Pentangle – Travelling Song
The favourite new album release at Fruit Tree Records this week is the Lavinia Blackwall ‘The Making’ record and so, in honour of its acid-folk splendour, here are another half dozen cherries of a similar ilk picked from that late 60s/early 70s period that Lavinia draws so much inspiration from. Top of the pile are Pentangle whose magnificent melange of influences created music that was a fusion of jazz and folk with a worldly wise outlook that transcends the era in which it is forever connected.
Fotheringay – Too Much Of Nothing
Sandy Denny’s first post-Fairport Convention project was this band, Fotheringay, who were only around long enough to release one album in their lifetime. Consequently, film footage is scarce which makes the excellent colour quality of this clip even more special. Undoubtedly it was Sandy who was the star presence in this combo and personally, I would pick her ‘Nothing More’ composition about former Fairport colleague Richard Thompson as the real standout track but this version of a Bob Dylan tune, taken from his at the time unreleased ‘Basement Tapes’, is a fine take with Trevor Lucas on lead vocals.
The Incredible String Band – Painting Box
The Incredibles were the most psychedelic of all the acid-folk brigade, both in terms of their multi-coloured sartorial elegance, the far-out nature of their approach and the apparent full embracing of hippie ideals and lifestyle. Their music too could stretch and weave way beyond all normal boundaries of song structure, occasionally flying close to the brink of collapse but always somehow magically holding together to form something unique, confusing and often beautiful. This is one of their lovelier melodic moments, performed with Julie Felix on her TV show, of a track that featured on the 1967 LP ‘The Five Thousand Spirits Or The Layers Of The Onion’.
Renaissance – Can You Understand?
If the Incredibles represented the more psych end of the acid-folk spectrum then Renaissance leaned towards an exploration of the classical elements in their sound, especially as they were in the first few years of their existence. The original line-up featured two former members of the Yardbirds, Jim McCarty and Keith Relf alongside Keith’s sister Jane on vocals. However, for Renaissance, it would only be after wholesale personnel changes, including the introduction of Annie Haslem on vocals as featured here, that would push them to wider recognition and chart success, most notably on ‘Northern Lights’, a massive hit later in the decade.
Magnet – Willow’s Song
Perhaps the defining song of the whole acid-folk movement of the era, this was played and recorded by a band who were not really a band at all in the truest sense, more like a group of musicians assembled for the purpose of recording the soundtrack to the 1973 dark cult classic film ‘The Wicker Man’. Starring Edward Woodward and Britt Ekland, it is remembered for its use in an erotic scene where Ekland’s character Willow sings to Woodward’s Neil Howie seductively through the wall of an adjacent room. The music for the film was actually arranged, scored and partly composed by Paul Giovanni.

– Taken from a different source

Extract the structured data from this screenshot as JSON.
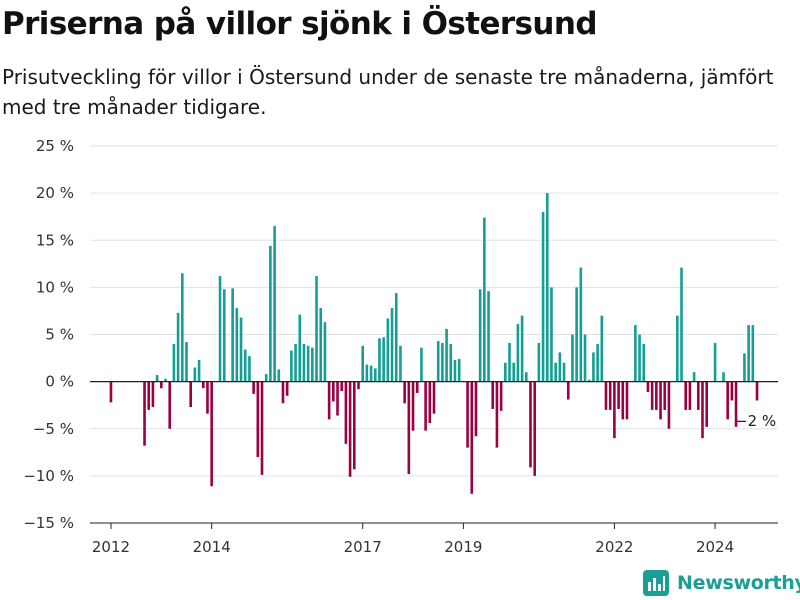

Richard & Linda Thompson – I Want To See The Bright Lights Tonight
Richard & Linda’s 1974 album of the same name is one of the essential releases in UK folk-rock of any period, not just the early seventies. The live TV clip here is admittedly not a patch on the original studio version but film footage of the duo is not exactly in plentiful supply and therefore is offered up as the features are about showing performances, where possible, as much as hearing them. The song is about as upbeat as the pair would ever get whilst still retaining some of Richard’s trademark doom, even if it is merely in the sense that this night on the tiles is bound to have a messy ending. My first introduction to their work came in 1999 when John Peel played this song on the radio, continuing to say something along the lines of “anybody interested in music should listen to Richard Thompson”. Well, yes indeed!